Windowsドメイン認証しているTracで、チケットの担当者欄を選択できるようにする。

クラスメソッドではプロジェクト管理にTracを利用することが多いです。 Tracとは、言わずと知れたITS(Issue Tracking System=問題追跡システム)の代表格の一つですね。私としては、ITSはTracに限らず開発プロジェクトに欠かせない重要なツールです。

さてITSと言えばチケットな訳ですが、Tracでチケットの担当者を入力するとき、デフォルト設定ではいちいち手入力しなくてはいけません。 これはかなり面倒くさいので選択できるようにしたいですね。

なお、本記事はTrac0.11を前提として記述しています。

チケットの担当者欄を選択ボックスにする

チケットの担当者欄を選択ボックスにするのは簡単です。 trac.iniファイルに以下の通り記述すればOKです。

[ticket] 
restrict_owner = true 

WebAdmin+IniAdminプラグインがインストールされている環境ならさらに簡単です。以下の手順で設定することができます。

  1. 管理コンソール(TRAC_ADMIN権限が必要です)でtrac.iniのticketの画面を開きます。
  2. restrict_ownerの項目でtrueを選択します。
  3. Apply changesボタンをクリックすれば完了です。

restrict_owner = true

簡単ですね。

上記の設定をしたときにチケットの担当者欄に選択候補として表示されるには、TracのDBにユーザーのセッション情報が登録されている必要があります。なおかつ、そのユーザーはTICKET_MODIFY権限を持っている必要があります。 セッション情報は、ユーザーがログインした時などに作成されます。

Windowsドメイン認証を利用している場合

クラスメソッド社内のTracは、標準のBasic認証ではなく、AD(Active Directory)を参照しWindowsドメイン認証でユーザー認証を行っています。この場合Tracに対してユーザー情報を登録する必要はありません。しかしそのままではTracにセッション情報が作成されないようで、せっかくチケットの担当者欄を選択ボックスにしても誰も選択することができません。

担当者の選択リストが空っぽ

それではどうするかですが、単純にTracにユーザー登録をしてしまえばよいです。管理コンソールからユーザー情報を登録してみましょう。ユーザー名はADで管理しているアカウントと同じにします。

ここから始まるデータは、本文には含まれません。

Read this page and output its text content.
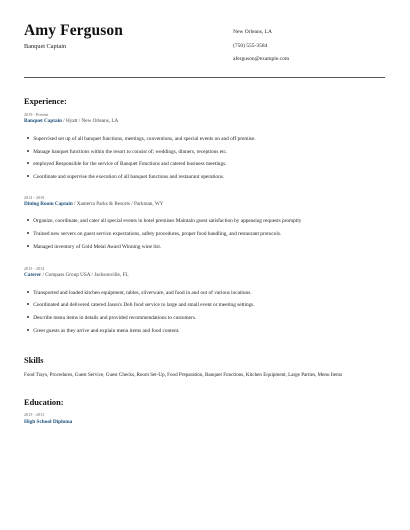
Amy Ferguson
Banquet Captain
New Orleans, LA
(750) 555-3584
aferguson@example.com
Experience:
2019 - Present
Banquet Captain / Hyatt / New Orleans, LA
Supervised set up of all banquet functions, meetings, conventions, and special events on and off premise.
Manage banquet functions within the resort to consist of; weddings, dinners, receptions etc.
employed Responsible for the service of Banquet Functions and catered business meetings.
Coordinate and supervise the execution of all banquet functions and restaurant operations.
2014 - 2019
Dining Room Captain / Xanterra Parks & Resorts / Parkman, WY
Organize, coordinate, and cater all special events in hotel premises Maintain guest satisfaction by appeasing requests promptly
Trained new servers on guest service expectations, safety procedures, proper food handling, and restaurant protocols.
Managed inventory of Gold Metal Award Winning wine list.
2013 - 2014
Caterer / Compass Group USA / Jacksonville, FL
Transported and loaded kitchen equipment, tables, silverware, and food in and out of various locations.
Coordinated and delivered catered Jason's Deli food service to large and small event or meeting settings.
Describe menu items in details and provided recommendations to customers.
Greet guests as they arrive and explain menu items and food content.
Skills
Food Trays, Procedures, Guest Service, Guest Checks, Room Set-Up, Food Preparation, Banquet Functions, Kitchen Equipment, Large Parties, Menu Items
Education:
2013 - 2013
High School Diploma
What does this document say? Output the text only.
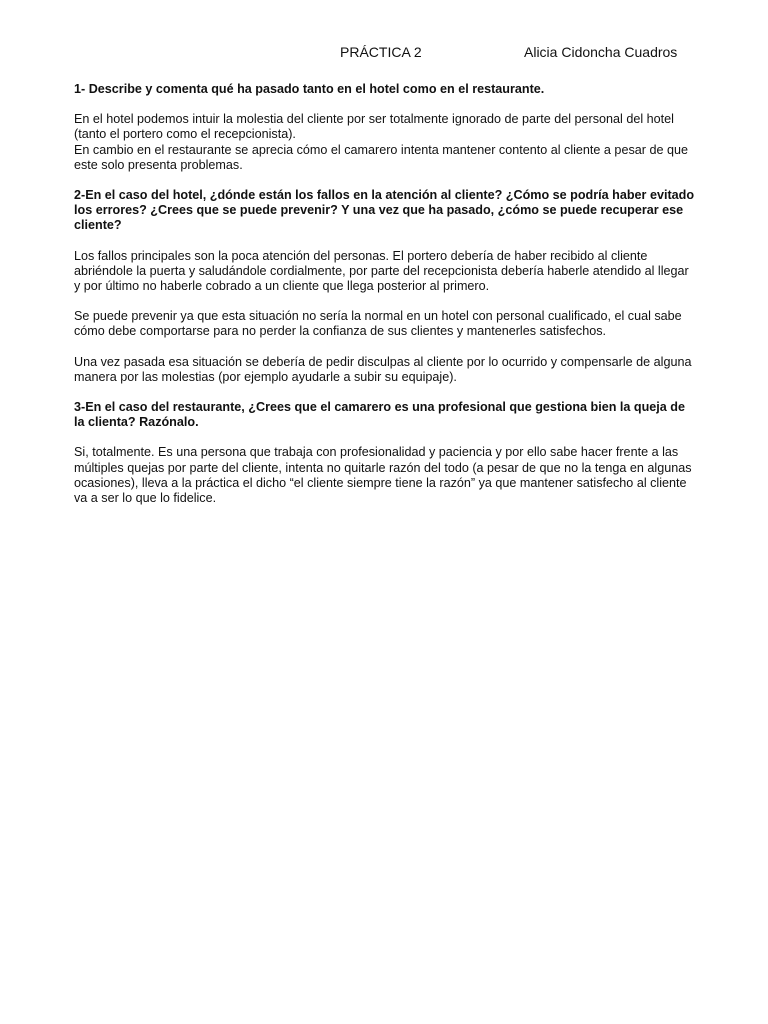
PRÁCTICA 2	Alicia Cidoncha Cuadros

1- Describe y comenta qué ha pasado tanto en el hotel como en el restaurante.

En el hotel podemos intuir la molestia del cliente por ser totalmente ignorado de parte del personal del hotel (tanto el portero como el recepcionista).
En cambio en el restaurante se aprecia cómo el camarero intenta mantener contento al cliente a pesar de que este solo presenta problemas.

2-En el caso del hotel, ¿dónde están los fallos en la atención al cliente? ¿Cómo se podría haber evitado los errores? ¿Crees que se puede prevenir? Y una vez que ha pasado, ¿cómo se puede recuperar ese cliente?

Los fallos principales son la poca atención del personas. El portero debería de haber recibido al cliente abriéndole la puerta y saludándole cordialmente, por parte del recepcionista debería haberle atendido al llegar y por último no haberle cobrado a un cliente que llega posterior al primero.

Se puede prevenir ya que esta situación no sería la normal en un hotel con personal cualificado, el cual sabe cómo debe comportarse para no perder la confianza de sus clientes y mantenerles satisfechos.

Una vez pasada esa situación se debería de pedir disculpas al cliente por lo ocurrido y compensarle de alguna manera por las molestias (por ejemplo ayudarle a subir su equipaje).

3-En el caso del restaurante, ¿Crees que el camarero es una profesional que gestiona bien la queja de la clienta? Razónalo.

Si, totalmente. Es una persona que trabaja con profesionalidad y paciencia y por ello sabe hacer frente a las múltiples quejas por parte del cliente, intenta no quitarle razón del todo (a pesar de que no la tenga en algunas ocasiones), lleva a la práctica el dicho “el cliente siempre tiene la razón” ya que mantener satisfecho al cliente va a ser lo que lo fidelice.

ユーザー情報を行ったら、チケットの担当者欄にユーザー名が表示されるようになりました。

担当者をリストから選択

難点と言えば、いちいちユーザー情報を登録しなくてはいけないということです。ユーザー数が多ければ、なかなか大変な作業ですね。 登録するユーザー数が多いときは、バッチをつくってコマンドライン(trac-admin)から登録するなど工夫が必要です。